Tassi fissi e variabili – La prevalenza di crediti a tasso fisso rallenta l’effetto del calo dei tassi, pur se i nuovi finanziamenti vengono erogati a tassi più bassi.
Nuove erogazioni – I tassi dei nuovi prestiti seguono più fedelmente la curva di mercato (Euribor e IRS), e il loro peso crescente sul portafoglio influenza progressivamente il totale degli interessi attivi contabilizzati.
I nove mesi del 2025 hanno confermato queste dinamiche: il primo semestre ha registrato una riduzione degli interessi attivi del 15,7% rispetto al secondo semestre del 2024. Il calo si è ulteriormente accentuato nel terzo trimestre (-5,4% rispetto al -4,0% del trimestre precedente). Il fenomeno è legato alla ripresa dei nuovi flussi di finanziamento: i principali istituti hanno incrementato lo stock dei prestiti di oltre il 2% da inizio anno, con le nuove erogazioni che oggi rappresentano circa il 15% del portafoglio complessivo.
Questa dinamica produce un effetto di «re-pricing» implicito degli impieghi: il peso crescente dei finanziamenti a tassi più bassi riduce progressivamente il rendimento medio del portafoglio, anche se i crediti più datati e a tasso fisso attenuano temporaneamente il fenomeno. È un fenomeno strutturale destinato a continuare se la politica monetaria della Bce manterrà i tassi a livelli relativamente bassi.
Ne ha parlato diffusamente il ceo di Intesa Sanpaolo Carlo Messina durante la trimestrale: «Tra giugno e settembre c'è stata una concentrazione di repricing del portafoglio impieghi a causa del calo subito dall'Euribor. Solo 8 miliardi di impieghi cambieranno prezzo nel quarto trimestre», ha puntualizzato il banchiere.
Per le banche italiane, questa dinamica implica margini più compressi sul credito, ma offre anche la possibilità di spingere sulle nuove erogazioni. Tassi più bassi stimolano la domanda di finanziamenti, sostenendo l’espansione degli impieghi e aumentando la rotazione del portafoglio. Si crea così un rapporto dinamico tra minori ricavi unitari e aumento dei volumi, che incide sia sul conto economico sia sulle scelte di gestione del rischio.

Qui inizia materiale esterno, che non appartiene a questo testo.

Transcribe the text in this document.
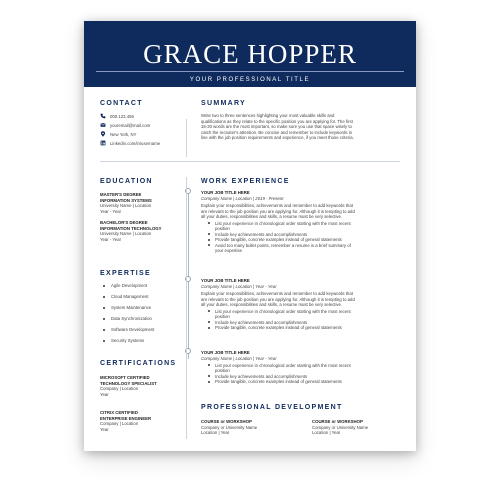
GRACE HOPPER
YOUR PROFESSIONAL TITLE
CONTACT	SUMMARY
EDUCATION	WORK EXPERIENCE
EXPERTISE
CERTIFICATIONS
PROFESSIONAL DEVELOPMENT
000.123.456
youremail@mail.com
New York, NY
Linkedin.com/in/username
Write two to three sentences highlighting your most valuable skills and
qualifications as they relate to the specific position you are applying for. The first
15-20 words are the most important, so make sure you use that space wisely to
catch the recruiter's attention. Be concise and remember to include keywords in
line with the job position requirements and experience, if you meet those criteria.
MASTER'S DEGREE
INFORMATION SYSTEMS
University Name | Location
Year - Year
BACHELOR'S DEGREE
INFORMATION TECHNOLOGY
University Name | Location
Year - Year
Agile Development
Cloud Management
System Maintenance
Data Synchronization
Software Development
Security Systems
MICROSOFT CERTIFIED
TECHNOLOGY SPECIALIST
Company | Location
Year
CITRIX CERTIFIED
ENTERPRISE ENGINEER
Company | Location
Year
YOUR JOB TITLE HERE
Company Name | Location | 2019 - Present
Explain your responsibilities, achievements and remember to add keywords that
are relevant to the job position you are applying for. Although it is tempting to add
all your duties, responsibilities and skills, a resume must be very selective.
List your experience in chronological order starting with the most recent
position
Include key achievements and accomplishments
Provide tangible, concrete examples instead of general statements
Avoid too many bullet points, remember a resume is a brief summary of
your expertise
YOUR JOB TITLE HERE
Company Name | Location | Year - Year
Explain your responsibilities, achievements and remember to add keywords that
are relevant to the job position you are applying for. Although it is tempting to add
all your duties, responsibilities and skills, a resume must be very selective.
List your experience in chronological order starting with the most recent
position
Include key achievements and accomplishments
Provide tangible, concrete examples instead of general statements
YOUR JOB TITLE HERE
Company Name | Location | Year - Year
List your experience in chronological order starting with the most recent
position
Include key achievements and accomplishments
Provide tangible, concrete examples instead of general statements
COURSE or WORKSHOP
Company or University Name
Location | Year
COURSE or WORKSHOP
Company or University Name
Location | Year
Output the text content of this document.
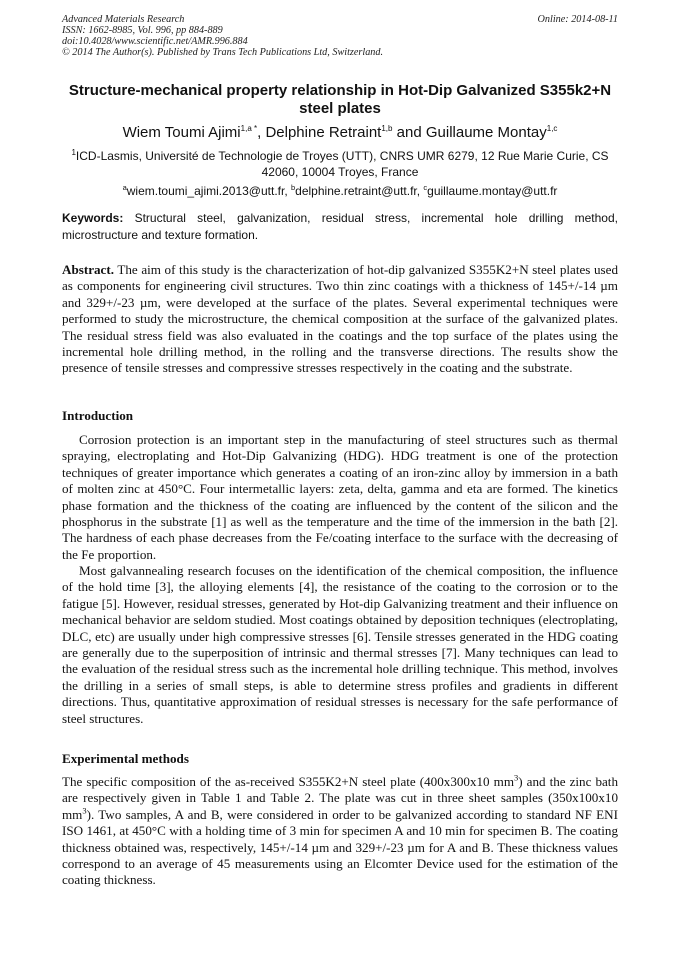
Advanced Materials Research	Online: 2014-08-11
ISSN: 1662-8985, Vol. 996, pp 884-889
doi:10.4028/www.scientific.net/AMR.996.884
© 2014 The Author(s). Published by Trans Tech Publications Ltd, Switzerland.
Structure-mechanical property relationship in Hot-Dip Galvanized S355k2+N steel plates
Wiem Toumi Ajimi$^{1,a *}$, Delphine Retraint$^{1,b}$ and Guillaume Montay$^{1,c}$
$^1$ICD-Lasmis, Université de Technologie de Troyes (UTT), CNRS UMR 6279, 12 Rue Marie Curie, CS 42060, 10004 Troyes, France
$^a$wiem.toumi_ajimi.2013@utt.fr, $^b$delphine.retraint@utt.fr, $^c$guillaume.montay@utt.fr
Keywords: Structural steel, galvanization, residual stress, incremental hole drilling method, microstructure and texture formation.
Abstract. The aim of this study is the characterization of hot-dip galvanized S355K2+N steel plates used as components for engineering civil structures. Two thin zinc coatings with a thickness of 145+/-14 µm and 329+/-23 µm, were developed at the surface of the plates. Several experimental techniques were performed to study the microstructure, the chemical composition at the surface of the galvanized plates. The residual stress field was also evaluated in the coatings and the top surface of the plates using the incremental hole drilling method, in the rolling and the transverse directions. The results show the presence of tensile stresses and compressive stresses respectively in the coating and the substrate.
Introduction
Corrosion protection is an important step in the manufacturing of steel structures such as thermal spraying, electroplating and Hot-Dip Galvanizing (HDG). HDG treatment is one of the protection techniques of greater importance which generates a coating of an iron-zinc alloy by immersion in a bath of molten zinc at 450°C. Four intermetallic layers: zeta, delta, gamma and eta are formed. The kinetics phase formation and the thickness of the coating are influenced by the content of the silicon and the phosphorus in the substrate [1] as well as the temperature and the time of the immersion in the bath [2]. The hardness of each phase decreases from the Fe/coating interface to the surface with the decreasing of the Fe proportion.
Most galvannealing research focuses on the identification of the chemical composition, the influence of the hold time [3], the alloying elements [4], the resistance of the coating to the corrosion or to the fatigue [5]. However, residual stresses, generated by Hot-dip Galvanizing treatment and their influence on mechanical behavior are seldom studied. Most coatings obtained by deposition techniques (electroplating, DLC, etc) are usually under high compressive stresses [6]. Tensile stresses generated in the HDG coating are generally due to the superposition of intrinsic and thermal stresses [7]. Many techniques can lead to the evaluation of the residual stress such as the incremental hole drilling technique. This method, involves the drilling in a series of small steps, is able to determine stress profiles and gradients in different directions. Thus, quantitative approximation of residual stresses is necessary for the safe performance of steel structures.
Experimental methods
The specific composition of the as-received S355K2+N steel plate (400x300x10 $mm^3$) and the zinc bath are respectively given in Table 1 and Table 2. The plate was cut in three sheet samples (350x100x10 $mm^3$). Two samples, A and B, were considered in order to be galvanized according to standard NF ENI ISO 1461, at 450°C with a holding time of 3 min for specimen A and 10 min for specimen B. The coating thickness obtained was, respectively, 145+/-14 µm and 329+/-23 µm for A and B. These thickness values correspond to an average of 45 measurements using an Elcomter Device used for the estimation of the coating thickness.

Il calo dei tassi comporta per gli istituti l’esigenza di ripensare la composizione dei prestiti, bilanciando tassi fissi e variabili e distribuendo con attenzione le scadenze per limitare l’erosione dei margini.

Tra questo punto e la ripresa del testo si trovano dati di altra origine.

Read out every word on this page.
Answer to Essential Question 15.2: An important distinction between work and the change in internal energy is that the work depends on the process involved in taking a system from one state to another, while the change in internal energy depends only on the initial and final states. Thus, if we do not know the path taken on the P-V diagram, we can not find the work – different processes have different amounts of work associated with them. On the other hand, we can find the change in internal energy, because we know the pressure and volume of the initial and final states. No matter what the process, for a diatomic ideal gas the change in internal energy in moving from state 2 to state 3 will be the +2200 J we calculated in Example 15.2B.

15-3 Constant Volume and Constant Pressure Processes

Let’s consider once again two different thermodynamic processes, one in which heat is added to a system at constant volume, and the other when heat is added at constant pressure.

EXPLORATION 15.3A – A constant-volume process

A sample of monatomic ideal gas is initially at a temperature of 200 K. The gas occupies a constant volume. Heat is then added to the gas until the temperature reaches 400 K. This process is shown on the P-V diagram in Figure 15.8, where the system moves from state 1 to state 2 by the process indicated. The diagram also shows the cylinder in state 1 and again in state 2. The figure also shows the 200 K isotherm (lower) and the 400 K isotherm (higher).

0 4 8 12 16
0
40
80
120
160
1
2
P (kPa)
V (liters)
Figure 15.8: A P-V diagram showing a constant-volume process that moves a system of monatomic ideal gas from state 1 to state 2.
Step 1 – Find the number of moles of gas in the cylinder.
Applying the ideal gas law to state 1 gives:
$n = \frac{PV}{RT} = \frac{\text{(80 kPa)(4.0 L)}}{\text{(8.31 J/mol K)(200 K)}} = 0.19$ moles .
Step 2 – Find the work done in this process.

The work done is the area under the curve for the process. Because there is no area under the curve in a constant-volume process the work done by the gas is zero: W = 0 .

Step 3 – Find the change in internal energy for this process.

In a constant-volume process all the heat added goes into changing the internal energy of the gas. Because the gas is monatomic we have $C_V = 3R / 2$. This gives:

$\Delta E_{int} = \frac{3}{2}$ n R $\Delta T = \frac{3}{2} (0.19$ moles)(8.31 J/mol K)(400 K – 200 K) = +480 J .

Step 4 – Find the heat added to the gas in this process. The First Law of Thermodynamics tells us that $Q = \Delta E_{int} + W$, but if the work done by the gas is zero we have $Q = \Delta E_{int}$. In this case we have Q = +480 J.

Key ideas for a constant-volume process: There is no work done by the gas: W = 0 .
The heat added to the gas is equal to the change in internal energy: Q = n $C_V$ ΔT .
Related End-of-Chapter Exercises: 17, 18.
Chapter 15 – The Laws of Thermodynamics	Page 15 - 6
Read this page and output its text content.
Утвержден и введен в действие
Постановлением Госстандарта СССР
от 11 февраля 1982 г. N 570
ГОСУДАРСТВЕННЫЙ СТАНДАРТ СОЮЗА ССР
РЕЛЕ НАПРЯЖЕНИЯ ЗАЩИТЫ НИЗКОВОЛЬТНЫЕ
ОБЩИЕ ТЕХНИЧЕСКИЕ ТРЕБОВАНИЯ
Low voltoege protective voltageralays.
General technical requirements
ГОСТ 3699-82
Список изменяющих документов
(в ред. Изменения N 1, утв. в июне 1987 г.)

Se la tendenza dovesse proseguire, gli analisti prevedono un’ulteriore riduzione del rendimento medio dei crediti, con implicazioni sui tassi delle nuove erogazioni e sulle politiche di raccolta. In questo scenario, le banche italiane si trovano a operare in un equilibrio complesso: da un lato la necessità di sostenere la ripresa attraverso il credito, dall’altro la sfida di mantenere una redditività adeguata in un contesto di tassi più bassi.(riproduzione riservata)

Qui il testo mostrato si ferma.